The times they are a-changin: how financial advice is being modernised by women and technology

In the latest interview in our women in finance series, Sarah Hogan, talks to The Modern Adviser about financial education, the gender gap, technology, and… Serena Williams.

Serena Williams, Sheryl Sandberg and J. K. Rowling,” These are just a few of the successful women that inspire KBA FS Ltd Director Sarah Hogan. However, there is one inspirational figure that Sarah puts above any other — that is former First Lady, Michelle Obama. “She’s a graduate from Princeton and Harvard, a fantastic mother and she has so much grace and class,” Sarah told The Modern Adviser. “She is an inspiration to young women everywhere to spread their wings and soar — and so they should!”

One person to add to the list of inspirational women in the world of financial advice is Sarah herself. Since joining the industry 12 years ago, she has become Director of a leading financial firm and was nominated for Professional Adviser’s Woman of the Year in October. Sarah is aware that she exemplifies the progress made over the last decade but observes there is still a long way to go.

“It’s great to be involved in such a brilliant industry in which women are underrepresented and to be able to show women there is a role for them in the future of financial advice,” Sarah explains.

It was not simply due to her gender that Sarah struggled to thrive in her workplace at first. “I did get some negativity about being a younger adviser, as I joined when I was only 23.”

In 2007 the average age of an adviser was 58 and Sarah had to battle many who told her a young up-and-comer in their twenties could not tell someone in their 60s what they should be doing with their money.

Not one to succumb to such negativity, Sarah learned to disregard her age and focus on her qualifications, her ability to listen to the clients’ needs ,and to learn from more experienced advisers.
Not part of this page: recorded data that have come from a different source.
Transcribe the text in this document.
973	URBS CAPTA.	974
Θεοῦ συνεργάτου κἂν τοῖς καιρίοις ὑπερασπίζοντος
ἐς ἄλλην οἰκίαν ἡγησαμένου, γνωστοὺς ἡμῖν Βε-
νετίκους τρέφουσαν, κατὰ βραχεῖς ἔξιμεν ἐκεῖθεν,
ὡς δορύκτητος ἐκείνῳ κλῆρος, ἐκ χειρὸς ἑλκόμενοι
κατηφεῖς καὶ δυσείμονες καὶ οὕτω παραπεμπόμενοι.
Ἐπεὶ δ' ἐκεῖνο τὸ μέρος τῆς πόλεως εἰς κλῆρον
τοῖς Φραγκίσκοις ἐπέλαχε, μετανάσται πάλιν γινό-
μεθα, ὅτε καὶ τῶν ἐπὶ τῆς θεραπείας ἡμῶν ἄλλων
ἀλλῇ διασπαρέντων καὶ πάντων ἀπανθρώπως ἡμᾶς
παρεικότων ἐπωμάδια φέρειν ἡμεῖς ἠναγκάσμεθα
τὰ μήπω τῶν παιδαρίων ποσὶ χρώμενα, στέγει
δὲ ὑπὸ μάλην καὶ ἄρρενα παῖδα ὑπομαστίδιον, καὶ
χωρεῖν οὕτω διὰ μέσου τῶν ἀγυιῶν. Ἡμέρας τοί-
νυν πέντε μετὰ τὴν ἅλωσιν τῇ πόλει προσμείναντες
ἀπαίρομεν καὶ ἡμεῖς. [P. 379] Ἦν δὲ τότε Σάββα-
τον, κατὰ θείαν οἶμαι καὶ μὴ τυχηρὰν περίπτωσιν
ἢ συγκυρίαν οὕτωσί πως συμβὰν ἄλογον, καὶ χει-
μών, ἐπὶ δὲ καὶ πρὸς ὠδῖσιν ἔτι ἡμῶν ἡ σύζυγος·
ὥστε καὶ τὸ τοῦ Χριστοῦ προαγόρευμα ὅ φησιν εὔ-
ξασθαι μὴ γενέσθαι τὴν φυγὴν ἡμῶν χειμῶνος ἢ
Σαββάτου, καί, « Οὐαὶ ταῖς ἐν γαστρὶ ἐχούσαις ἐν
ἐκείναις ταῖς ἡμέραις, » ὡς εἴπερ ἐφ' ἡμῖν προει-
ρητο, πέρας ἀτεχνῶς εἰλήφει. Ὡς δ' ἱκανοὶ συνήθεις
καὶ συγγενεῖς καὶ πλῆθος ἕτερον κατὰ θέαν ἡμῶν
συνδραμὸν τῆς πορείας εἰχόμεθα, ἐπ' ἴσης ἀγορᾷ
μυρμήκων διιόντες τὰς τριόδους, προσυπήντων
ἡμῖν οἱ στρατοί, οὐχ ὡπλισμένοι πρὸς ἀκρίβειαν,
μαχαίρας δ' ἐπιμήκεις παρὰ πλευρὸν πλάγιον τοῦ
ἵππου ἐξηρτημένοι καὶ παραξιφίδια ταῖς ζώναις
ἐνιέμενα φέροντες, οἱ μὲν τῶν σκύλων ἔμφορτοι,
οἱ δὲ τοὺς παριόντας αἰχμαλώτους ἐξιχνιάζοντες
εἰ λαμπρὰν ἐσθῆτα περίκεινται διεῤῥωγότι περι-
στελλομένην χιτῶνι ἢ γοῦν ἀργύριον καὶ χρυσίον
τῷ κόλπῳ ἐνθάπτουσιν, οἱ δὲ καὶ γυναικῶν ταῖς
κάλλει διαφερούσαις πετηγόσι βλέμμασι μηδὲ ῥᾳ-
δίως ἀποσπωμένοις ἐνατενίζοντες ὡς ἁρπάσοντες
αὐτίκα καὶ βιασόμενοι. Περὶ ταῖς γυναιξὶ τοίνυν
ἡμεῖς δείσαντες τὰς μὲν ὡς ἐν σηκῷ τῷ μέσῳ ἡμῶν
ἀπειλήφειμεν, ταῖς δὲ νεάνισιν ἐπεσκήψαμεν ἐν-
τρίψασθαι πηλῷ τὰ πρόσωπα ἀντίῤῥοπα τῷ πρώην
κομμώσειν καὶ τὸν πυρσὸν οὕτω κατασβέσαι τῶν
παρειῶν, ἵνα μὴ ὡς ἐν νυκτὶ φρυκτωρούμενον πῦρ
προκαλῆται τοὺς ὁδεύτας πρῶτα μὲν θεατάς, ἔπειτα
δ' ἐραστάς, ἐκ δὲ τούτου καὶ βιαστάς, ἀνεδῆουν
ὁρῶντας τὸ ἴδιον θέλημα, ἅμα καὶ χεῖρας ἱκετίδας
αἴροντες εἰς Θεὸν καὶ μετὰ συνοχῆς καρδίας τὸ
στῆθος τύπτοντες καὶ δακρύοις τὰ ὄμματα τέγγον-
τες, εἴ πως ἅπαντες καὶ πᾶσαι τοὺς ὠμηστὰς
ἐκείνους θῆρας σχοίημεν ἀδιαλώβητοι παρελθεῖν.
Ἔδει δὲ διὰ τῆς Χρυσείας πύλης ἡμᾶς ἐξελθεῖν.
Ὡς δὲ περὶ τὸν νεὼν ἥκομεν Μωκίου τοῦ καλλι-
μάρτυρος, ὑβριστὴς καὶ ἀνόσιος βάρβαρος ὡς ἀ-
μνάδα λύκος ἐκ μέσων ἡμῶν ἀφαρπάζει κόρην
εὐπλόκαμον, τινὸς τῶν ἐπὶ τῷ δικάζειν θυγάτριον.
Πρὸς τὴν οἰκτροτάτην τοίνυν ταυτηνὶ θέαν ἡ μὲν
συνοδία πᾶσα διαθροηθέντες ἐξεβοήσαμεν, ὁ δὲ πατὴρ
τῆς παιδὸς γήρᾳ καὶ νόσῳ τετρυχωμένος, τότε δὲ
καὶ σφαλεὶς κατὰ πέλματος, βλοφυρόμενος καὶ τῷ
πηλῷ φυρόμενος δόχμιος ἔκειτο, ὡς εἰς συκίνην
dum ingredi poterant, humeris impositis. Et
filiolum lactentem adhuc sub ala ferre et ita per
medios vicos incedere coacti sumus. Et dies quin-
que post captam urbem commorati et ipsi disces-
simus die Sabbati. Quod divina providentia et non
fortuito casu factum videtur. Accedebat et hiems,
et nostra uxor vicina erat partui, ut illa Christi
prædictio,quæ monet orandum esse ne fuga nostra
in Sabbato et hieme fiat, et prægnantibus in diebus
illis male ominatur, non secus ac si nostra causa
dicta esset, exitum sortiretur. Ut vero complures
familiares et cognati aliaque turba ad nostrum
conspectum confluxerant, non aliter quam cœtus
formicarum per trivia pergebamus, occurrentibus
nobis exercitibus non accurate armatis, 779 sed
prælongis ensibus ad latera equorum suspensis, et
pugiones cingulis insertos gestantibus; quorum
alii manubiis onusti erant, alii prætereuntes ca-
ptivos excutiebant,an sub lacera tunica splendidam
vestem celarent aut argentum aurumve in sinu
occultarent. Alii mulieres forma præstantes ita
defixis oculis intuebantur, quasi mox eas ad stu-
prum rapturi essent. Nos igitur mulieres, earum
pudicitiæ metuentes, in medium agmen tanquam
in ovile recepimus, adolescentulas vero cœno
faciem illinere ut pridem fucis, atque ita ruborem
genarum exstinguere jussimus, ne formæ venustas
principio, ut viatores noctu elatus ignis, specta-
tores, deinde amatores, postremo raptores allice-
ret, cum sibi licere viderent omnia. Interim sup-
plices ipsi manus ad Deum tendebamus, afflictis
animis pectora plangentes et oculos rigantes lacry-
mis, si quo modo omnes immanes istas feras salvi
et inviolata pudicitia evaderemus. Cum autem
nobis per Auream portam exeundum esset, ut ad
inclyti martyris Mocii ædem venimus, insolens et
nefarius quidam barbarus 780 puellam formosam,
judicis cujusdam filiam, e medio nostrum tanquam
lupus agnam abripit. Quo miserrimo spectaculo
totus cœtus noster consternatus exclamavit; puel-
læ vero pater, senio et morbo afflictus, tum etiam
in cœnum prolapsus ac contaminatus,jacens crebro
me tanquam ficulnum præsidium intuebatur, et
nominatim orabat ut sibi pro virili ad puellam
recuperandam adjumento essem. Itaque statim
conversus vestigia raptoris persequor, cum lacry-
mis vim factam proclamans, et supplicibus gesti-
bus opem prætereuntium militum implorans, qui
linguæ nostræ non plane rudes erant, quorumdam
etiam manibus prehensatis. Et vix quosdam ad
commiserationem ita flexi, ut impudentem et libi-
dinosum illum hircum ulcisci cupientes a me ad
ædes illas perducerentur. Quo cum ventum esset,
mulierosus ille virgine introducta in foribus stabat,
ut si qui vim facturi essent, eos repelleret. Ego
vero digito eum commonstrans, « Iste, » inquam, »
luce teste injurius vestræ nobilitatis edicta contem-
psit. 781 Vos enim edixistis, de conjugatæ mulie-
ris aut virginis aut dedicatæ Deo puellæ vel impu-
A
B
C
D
Her priority is the client and, as she puts it, “I like to help people, so helping clients to reach financial independence and the rewards that brings is a wonderful role to have. I think it’s a fantastic career to have in an environment that is constantly changing and keeping us on our toes.”

In a rapidly changing industry, Sarah suggests the credit crunch was a pivotal moment that compelled positive change.

“The mortgage industry has tightened up, we’ve been through RDR and the scrapping of commissions, pension freedoms — to name but a few — and these are just on the regulation side.”

It is not just the financial market which has evolved. The type of person who deals with them has radically changed too.

“Younger people are coming through structured training programs and academies like the one we have with Openwork,” Sarah notes. “More paraplanner type roles are coming through and more people are seeing the benefit of qualifications as well.”

In the finest traditions of Bob Dylan, it seems those ‘times they are a-changin’, but Sarah does not fear the new age of financial advice. Quite the contrary.

“Twelve years ago we were overrun with paper filing systems and now everything is on a database, it’s online, or in the cloud,” she says. “We use cash flow forecasting and we are now using artificial intelligence to better understand our client bank. Technology will continue to shape the industry.”

Even though technology has entered the marketplace in an unprecedented way, Sarah believes it is just the start of the digital revolution.

“I would like to see more technology to help our businesses; regulation will no doubt change what we advise on as it has done in the past. We need better technology to improve the processes we use, and there’s naturally going to be more use of mobile apps, to make things easier for the consumer. And of course, there’s Robo-advice to consider.”

The future should not just be a progression for technology though, notes Sarah, as there is still work to be done when it comes to negotiating the advice gap. The sad fact remains that on average, women seek financial advice far less than men do.

“Women may have felt intimidated if they had a lack of knowledge,” Sarah acknowledges, “So I think we need to reach more women by communicating effectively — like social media — to explain the impact of delaying financial advice.

“I think we are moving in the right direction but women need to understand financial advice themselves and realise that ‘a man is not a plan’. They need to ensure they are protected.”

Considering some 50% of marriages end in divorce, the need for women to secure their financial situation has never been more urgent.

“It is very likely that at some point a woman is going to have to take care of herself and she needs to know what that entails. Lovely as my male colleagues are, there are more and more female financial advisers that women can seek out for help and guidance and they should do this regardless of whether they are in a relationship or not.”

Come 2050, Sarah remains optimistic that many of these issues will be further addressed by the industry.

“I hope we have a great industry that’s trusted by the consumer, that we have managed to fix the advice gap so that everyone can get good financial advice, and that there’s more of a balance of gender in the industry. And I hope we continue to use technology efficiently to supplement the best human financial advice possible.”

If just half of these issues are prioritised and addressed, the future promises a potential golden age of financial advice based around inclusiveness, facilitated by brilliant tech and exceptional human face-to-face advice.